図3縦軸は、熱流(熱容量)であり、横軸は温度を表す。この
図3から実施例3の封止材シートの融点は106.6℃であり、補外融解開始温度は95.1℃であり、よって、補外融解開始温度と融点の温度差は11.5℃である。
【0062】
<評価例1:モールディング特性1>
表面がフラットな白板強化ガラスの面上に、リード線(250μm径)を配置し、更に当該リード線を覆って、150mm×150mmにカットした実施例、比較例の各封止材シートを積層したものを設定温度150℃、真空引き3分、上部チャンバーを大気圧解放し、真空加圧7分で真空加熱ラミネート処理(真空ラミネート処理)を行い、それぞれの実施例、比較例について太陽電池モジュール評価用サンプルを得た。この加熱処理中におけるラミネート中の封止材シートの樹脂温度(到達温度)は147℃であった。これらの太陽電池モジュール評価用サンプルについて、目視観察し、下記の評価基準により、モールディング特性を評価した。
(評価基準)
A:封止材シートが対面する基材面の凹凸に完全に追従。空隙の形成は観察されなかった。
B:2mm2以内の気泡が5個以内観察された。
C:封止材シートの一部が対面する基材面の凹凸に完全に追従せず、リード線の近辺に一部ラミネート不良部分(空隙)が形成された。
評価結果を「モールディング特性1」として下記表に記す。
【0063】
<評価例2:モールディング特性2>
リード線(250μm径)を10mm間隔で10本並べて配置したこと以外、上記モールディング特性1と同様の方法及び同様の評価基準でモールディング特性を評価した。

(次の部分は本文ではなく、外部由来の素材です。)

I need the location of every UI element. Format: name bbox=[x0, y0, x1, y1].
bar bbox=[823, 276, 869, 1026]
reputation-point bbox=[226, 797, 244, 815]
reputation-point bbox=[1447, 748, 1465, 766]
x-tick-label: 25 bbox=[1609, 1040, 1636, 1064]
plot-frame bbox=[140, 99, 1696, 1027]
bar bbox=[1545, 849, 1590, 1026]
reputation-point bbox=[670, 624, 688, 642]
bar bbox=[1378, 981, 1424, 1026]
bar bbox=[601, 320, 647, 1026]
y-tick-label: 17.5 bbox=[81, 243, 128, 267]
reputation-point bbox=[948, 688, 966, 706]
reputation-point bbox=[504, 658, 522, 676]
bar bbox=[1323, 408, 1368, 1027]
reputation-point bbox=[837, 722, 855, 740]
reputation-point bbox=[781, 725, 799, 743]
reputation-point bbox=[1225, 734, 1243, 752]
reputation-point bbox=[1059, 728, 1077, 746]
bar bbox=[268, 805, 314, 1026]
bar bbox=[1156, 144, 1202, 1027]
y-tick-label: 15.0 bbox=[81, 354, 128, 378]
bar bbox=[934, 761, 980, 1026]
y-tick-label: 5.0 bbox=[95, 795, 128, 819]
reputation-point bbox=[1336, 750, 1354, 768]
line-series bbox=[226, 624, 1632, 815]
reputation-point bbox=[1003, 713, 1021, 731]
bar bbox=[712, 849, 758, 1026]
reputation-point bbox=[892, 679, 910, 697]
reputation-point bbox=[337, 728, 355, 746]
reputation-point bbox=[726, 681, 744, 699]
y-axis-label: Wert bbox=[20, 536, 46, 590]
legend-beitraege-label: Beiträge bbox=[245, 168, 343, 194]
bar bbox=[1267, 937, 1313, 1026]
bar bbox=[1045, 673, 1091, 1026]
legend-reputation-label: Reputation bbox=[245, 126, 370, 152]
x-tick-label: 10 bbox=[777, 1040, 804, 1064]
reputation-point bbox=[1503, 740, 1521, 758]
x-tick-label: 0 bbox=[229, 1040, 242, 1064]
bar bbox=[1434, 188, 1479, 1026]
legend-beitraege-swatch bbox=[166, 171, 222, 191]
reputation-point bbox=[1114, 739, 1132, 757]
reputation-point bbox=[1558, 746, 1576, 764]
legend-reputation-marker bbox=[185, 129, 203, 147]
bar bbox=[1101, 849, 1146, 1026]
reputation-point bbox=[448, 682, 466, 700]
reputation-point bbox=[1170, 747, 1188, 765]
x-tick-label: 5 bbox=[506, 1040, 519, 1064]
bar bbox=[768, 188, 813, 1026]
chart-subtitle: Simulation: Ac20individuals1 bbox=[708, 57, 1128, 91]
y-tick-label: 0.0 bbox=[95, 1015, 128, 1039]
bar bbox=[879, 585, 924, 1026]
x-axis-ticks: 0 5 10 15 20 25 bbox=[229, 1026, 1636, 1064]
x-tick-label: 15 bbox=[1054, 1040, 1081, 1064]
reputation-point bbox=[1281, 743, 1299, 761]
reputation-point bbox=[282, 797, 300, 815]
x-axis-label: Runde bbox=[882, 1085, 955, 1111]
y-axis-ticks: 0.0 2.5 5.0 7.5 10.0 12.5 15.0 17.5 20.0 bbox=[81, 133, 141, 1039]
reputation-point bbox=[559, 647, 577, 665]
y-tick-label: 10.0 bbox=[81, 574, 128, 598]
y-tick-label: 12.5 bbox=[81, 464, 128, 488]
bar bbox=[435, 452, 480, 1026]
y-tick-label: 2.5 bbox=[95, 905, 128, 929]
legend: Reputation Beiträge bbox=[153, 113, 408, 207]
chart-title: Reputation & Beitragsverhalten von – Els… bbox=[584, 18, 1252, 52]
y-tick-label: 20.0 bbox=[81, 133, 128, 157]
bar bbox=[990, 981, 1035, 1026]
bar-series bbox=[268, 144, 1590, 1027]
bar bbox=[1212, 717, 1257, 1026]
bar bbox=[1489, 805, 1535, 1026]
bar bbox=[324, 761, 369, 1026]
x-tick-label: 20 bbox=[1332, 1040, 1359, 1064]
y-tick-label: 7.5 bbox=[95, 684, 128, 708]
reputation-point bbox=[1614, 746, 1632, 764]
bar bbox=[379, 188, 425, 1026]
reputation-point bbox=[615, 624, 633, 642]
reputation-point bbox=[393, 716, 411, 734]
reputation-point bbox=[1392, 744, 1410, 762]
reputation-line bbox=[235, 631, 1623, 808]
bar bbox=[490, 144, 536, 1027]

評価結果を「モールディング特性2」として下記表に記す。
【0064】
<評価例3:耐熱クリープ>
耐熱性を評価するための試験として、以下に記す方法による「耐熱クリープ試験」を行った。「耐熱クリープ試験」においては、250mm角の半強化ガラス上に封止材シートを75mm×50mmの大きさにカットしたものを1枚、75mm×50mmの半強化ガラス1枚を順に積層した上で、太陽電池モジュールの製造用の真空ラミネータにて150℃で15分間圧着し、上記ラミネートサンプルを垂直に立てた状態で140℃のオーブン中で12時間静置し、半強化ガラスのずれた距離(mm)を測定した。
【表3】
【0065】
上記表から分かるように、ポリオレフィン系樹脂をベース樹脂とし、融点が55℃以上120℃以下であって、且つ、補外融解開始温度と融点の温度差が20℃以下である封止材シートであることにより、太陽電池モジュール用の封止材シートとしての好ましい水準のモールディング性を備え、耐熱性を備えていることが分かる。
【符号の説明】
【0066】
1 封止材シート
11 コア層
12 スキン層
2 透明前面基板
3 前面封止材層
4 太陽電池素子
5 背面封止材層
6 裏面保護シート
【要約】
【課題】太陽電池モジュール用の封止材シートとしての好ましい水準のモールディング性を備え、耐熱性を備える封止材シートを提供する。
【解決手段】太陽電池モジュール用の封止材シートであって、ポリオレフィン系樹脂をベース樹脂とし、融点が55℃以上120℃以下であって、且つ、補外融解開始温度と融点の温度差が20℃以下であり、好ましくはゲル分率が10%以下である封止材シート及び前面封止材層と背面封止材層の少なくとも1つがその封止材シートによって構成されている太陽電池モジュールである。